Ingram Ball était le frère d’Alexander John Ball, futur contre-amiral de la marine royale et premier gouverneur britannique de Malte. Il entra dans le 33e d’infanterie comme enseigne, le 12 février 1772, et passa au 7th Dragoons comme cornette, en juin de l’année suivante. Promu lieutenant le 29 mai 1776, il fut élevé au grade de lieutenant-capitaine en janvier 1780, mais il démissionna de l’armée en novembre. On a prétendu qu’il faisait partie de l’état-major du lieutenant général Charles Cornwallis pendant la guerre d’Indépendance américaine. Ball vint à l’île du Cap-Breton en 1788 avec sa femme et ses six enfants, puis s’établit à l’ouest de Sydney, sur l’emplacement du village actuel de Ball’s Creek.
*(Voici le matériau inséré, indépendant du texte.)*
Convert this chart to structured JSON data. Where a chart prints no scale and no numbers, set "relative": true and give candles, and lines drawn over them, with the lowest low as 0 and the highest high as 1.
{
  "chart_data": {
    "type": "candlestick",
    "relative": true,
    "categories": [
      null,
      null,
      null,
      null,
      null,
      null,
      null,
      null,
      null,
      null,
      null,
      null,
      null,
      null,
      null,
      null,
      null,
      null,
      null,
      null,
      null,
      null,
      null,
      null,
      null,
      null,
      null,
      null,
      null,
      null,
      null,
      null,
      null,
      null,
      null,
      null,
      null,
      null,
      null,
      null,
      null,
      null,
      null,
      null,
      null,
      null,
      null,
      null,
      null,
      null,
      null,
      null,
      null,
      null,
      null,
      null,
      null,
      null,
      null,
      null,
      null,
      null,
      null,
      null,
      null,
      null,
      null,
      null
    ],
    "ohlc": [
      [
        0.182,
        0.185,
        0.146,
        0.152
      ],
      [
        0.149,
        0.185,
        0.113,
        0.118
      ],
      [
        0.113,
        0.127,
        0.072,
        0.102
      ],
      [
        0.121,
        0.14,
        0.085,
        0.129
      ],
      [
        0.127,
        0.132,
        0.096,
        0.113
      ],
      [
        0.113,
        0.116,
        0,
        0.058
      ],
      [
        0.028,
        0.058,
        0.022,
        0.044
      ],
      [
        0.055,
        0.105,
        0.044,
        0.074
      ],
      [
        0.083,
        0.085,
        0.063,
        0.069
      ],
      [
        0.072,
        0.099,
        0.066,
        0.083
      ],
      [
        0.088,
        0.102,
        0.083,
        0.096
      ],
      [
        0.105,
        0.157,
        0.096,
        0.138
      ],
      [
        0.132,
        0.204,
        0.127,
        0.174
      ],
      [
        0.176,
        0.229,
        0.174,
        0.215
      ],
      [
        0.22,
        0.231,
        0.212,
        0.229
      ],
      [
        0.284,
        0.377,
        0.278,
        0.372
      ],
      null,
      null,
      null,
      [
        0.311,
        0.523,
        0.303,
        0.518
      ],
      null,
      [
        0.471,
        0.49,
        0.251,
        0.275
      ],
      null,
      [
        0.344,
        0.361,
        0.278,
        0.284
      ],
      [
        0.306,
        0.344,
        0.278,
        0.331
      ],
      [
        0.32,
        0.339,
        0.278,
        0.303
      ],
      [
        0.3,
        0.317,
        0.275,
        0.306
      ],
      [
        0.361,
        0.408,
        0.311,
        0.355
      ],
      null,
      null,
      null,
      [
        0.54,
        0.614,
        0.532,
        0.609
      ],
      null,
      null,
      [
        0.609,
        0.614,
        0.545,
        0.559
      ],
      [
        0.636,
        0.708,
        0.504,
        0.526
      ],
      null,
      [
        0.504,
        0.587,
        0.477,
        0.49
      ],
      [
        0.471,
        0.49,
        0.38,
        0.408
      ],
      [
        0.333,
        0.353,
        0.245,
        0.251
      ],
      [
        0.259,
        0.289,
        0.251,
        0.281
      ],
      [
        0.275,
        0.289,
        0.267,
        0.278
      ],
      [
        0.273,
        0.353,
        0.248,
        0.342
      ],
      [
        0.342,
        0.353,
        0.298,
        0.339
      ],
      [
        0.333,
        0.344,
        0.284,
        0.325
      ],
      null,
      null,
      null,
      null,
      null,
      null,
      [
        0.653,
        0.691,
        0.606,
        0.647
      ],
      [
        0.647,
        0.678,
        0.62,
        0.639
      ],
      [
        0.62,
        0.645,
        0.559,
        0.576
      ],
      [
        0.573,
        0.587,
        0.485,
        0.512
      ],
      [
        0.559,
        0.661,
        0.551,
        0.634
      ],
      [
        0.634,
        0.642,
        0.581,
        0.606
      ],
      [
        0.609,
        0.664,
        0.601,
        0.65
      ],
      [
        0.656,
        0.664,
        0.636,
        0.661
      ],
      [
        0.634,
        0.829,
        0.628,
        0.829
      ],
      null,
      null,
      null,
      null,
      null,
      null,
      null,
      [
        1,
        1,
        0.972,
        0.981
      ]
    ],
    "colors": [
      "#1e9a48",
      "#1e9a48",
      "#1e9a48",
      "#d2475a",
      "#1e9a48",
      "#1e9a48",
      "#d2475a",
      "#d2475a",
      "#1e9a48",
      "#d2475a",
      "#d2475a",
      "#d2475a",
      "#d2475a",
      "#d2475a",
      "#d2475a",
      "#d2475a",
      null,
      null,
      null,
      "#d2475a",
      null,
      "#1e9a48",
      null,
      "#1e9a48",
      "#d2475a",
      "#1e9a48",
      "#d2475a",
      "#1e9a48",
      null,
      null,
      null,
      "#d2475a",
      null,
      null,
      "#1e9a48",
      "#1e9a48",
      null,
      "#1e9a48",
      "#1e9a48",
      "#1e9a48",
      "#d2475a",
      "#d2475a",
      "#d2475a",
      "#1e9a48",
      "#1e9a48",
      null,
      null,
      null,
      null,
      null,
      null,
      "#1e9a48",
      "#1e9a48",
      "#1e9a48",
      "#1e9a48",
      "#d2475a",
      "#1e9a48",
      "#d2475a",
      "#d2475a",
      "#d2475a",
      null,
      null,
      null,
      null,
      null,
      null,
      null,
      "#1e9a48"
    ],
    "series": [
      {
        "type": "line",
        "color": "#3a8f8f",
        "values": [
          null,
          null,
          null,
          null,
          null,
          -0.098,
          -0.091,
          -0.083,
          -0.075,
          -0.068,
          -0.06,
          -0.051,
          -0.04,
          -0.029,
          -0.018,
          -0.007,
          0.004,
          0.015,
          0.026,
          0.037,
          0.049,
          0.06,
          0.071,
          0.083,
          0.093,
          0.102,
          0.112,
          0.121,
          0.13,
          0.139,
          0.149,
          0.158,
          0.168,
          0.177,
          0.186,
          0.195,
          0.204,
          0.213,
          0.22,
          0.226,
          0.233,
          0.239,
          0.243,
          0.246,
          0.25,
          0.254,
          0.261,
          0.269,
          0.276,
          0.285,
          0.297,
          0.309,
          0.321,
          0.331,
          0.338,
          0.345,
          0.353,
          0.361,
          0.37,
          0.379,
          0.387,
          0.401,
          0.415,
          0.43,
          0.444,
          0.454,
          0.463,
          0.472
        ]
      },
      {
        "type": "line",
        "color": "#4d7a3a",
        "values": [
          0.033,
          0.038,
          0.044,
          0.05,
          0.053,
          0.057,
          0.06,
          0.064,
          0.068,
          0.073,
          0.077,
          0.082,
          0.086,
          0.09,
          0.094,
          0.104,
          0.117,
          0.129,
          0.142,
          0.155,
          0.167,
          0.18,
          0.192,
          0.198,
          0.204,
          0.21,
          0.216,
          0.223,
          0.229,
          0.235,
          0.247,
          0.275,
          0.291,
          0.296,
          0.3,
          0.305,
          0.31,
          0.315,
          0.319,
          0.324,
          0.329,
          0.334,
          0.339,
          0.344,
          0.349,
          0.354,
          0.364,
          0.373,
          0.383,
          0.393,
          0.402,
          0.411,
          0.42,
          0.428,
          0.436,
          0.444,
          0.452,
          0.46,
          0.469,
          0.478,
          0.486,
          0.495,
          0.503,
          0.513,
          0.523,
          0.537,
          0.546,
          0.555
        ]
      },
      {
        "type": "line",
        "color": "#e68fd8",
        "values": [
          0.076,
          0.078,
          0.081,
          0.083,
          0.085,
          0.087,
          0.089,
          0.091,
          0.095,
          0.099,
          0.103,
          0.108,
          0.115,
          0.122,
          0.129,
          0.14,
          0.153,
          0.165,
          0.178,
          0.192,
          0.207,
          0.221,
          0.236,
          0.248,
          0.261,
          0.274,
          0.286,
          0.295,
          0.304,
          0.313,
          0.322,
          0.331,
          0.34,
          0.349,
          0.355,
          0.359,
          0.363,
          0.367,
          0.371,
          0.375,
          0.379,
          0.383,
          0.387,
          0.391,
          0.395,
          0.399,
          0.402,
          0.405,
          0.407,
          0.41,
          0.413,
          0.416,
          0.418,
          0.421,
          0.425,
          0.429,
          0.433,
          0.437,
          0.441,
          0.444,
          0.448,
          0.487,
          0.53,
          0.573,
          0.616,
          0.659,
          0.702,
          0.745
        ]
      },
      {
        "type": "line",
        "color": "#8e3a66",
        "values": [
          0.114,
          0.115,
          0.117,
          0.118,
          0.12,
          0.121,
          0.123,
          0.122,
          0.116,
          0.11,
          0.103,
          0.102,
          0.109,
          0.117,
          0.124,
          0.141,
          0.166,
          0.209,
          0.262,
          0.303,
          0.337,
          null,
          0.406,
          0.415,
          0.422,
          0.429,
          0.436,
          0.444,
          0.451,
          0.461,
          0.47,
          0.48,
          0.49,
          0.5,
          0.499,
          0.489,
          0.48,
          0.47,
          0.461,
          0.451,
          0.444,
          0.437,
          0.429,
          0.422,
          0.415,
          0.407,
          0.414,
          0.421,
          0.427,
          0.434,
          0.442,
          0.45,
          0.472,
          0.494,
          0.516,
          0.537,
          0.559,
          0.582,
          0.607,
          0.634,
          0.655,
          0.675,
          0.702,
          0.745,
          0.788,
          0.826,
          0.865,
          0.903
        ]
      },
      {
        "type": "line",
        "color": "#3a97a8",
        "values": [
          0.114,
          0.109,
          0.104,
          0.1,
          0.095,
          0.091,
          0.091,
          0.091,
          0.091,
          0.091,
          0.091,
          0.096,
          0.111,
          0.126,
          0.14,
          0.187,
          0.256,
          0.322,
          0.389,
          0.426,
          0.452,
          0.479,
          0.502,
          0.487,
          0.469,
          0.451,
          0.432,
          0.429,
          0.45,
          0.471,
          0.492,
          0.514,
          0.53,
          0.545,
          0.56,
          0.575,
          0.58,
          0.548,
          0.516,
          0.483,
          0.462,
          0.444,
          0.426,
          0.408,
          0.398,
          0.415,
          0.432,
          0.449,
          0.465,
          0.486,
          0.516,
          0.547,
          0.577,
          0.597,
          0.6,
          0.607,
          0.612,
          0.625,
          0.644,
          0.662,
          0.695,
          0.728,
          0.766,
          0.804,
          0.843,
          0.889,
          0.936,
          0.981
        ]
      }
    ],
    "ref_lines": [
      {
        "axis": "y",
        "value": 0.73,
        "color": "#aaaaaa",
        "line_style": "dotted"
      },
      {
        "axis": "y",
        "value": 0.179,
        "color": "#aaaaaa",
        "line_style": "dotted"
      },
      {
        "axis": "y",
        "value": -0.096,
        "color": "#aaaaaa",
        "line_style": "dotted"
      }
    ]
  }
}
Il se mêla rapidement à la vie politique de la colonie, puisqu’il fut nommé au Conseil exécutif par le lieutenant-gouverneur William Macarmick, le 22 juin 1789. Ball s’aligna sur la faction du conseil menée par Ranna Cossit, ministre de l’Église d’Angleterre à Sydney, laquelle s’opposait à celle que dirigeait le procureur général David Mathews*. Les deux groupes cherchaient à dominer la colonie en manipulant le lieutenant-gouverneur et le Conseil de l’île du Cap-Breton, démarche essentielle puisqu’une chambre d’assemblée n’avait jamais été convoquée.

Après que Macarmick eut quitté l’île en 1795, Mathews devint administrateur et usa de son nouveau pouvoir pour harceler et destituer les membres de la clique rivale. En sa qualité de premier et, à ce moment-là, de seul juge adjoint de la Cour suprême (poste auquel Macarmick l’avait nommé), Ball assuma les fonctions de juge en chef. Malheureusement, certains de ses jugements vinrent toutefois en contradiction avec ceux du juge de paix Archibald Charles Dodd*, allié de Mathews. Mécontent des décisions de Ball, Mathews nomma Dodd au poste de premier juge adjoint en juin 1797, geste par lequel Ball semble avoir été suspendu de la Cour suprême. À un moment donné, pendant son mandat, Mathews destitua aussi Ball de son poste de conseiller. Tandis que la tension augmentait entre Mathews et ses adversaires au cours de 1797, un groupe de marins menés par son fils battirent le pays en terrorisant les habitants qui s’opposaient à l’administrateur. En l’absence de Ball, ils entrèrent de force chez lui « accompagnés d’une catin », puis « taquinèrent et secouèrent » Mme Ball pendant quelque temps. L’année suivante, Mathews se servit d’une accusation de dette pour faire emprisonner Ball.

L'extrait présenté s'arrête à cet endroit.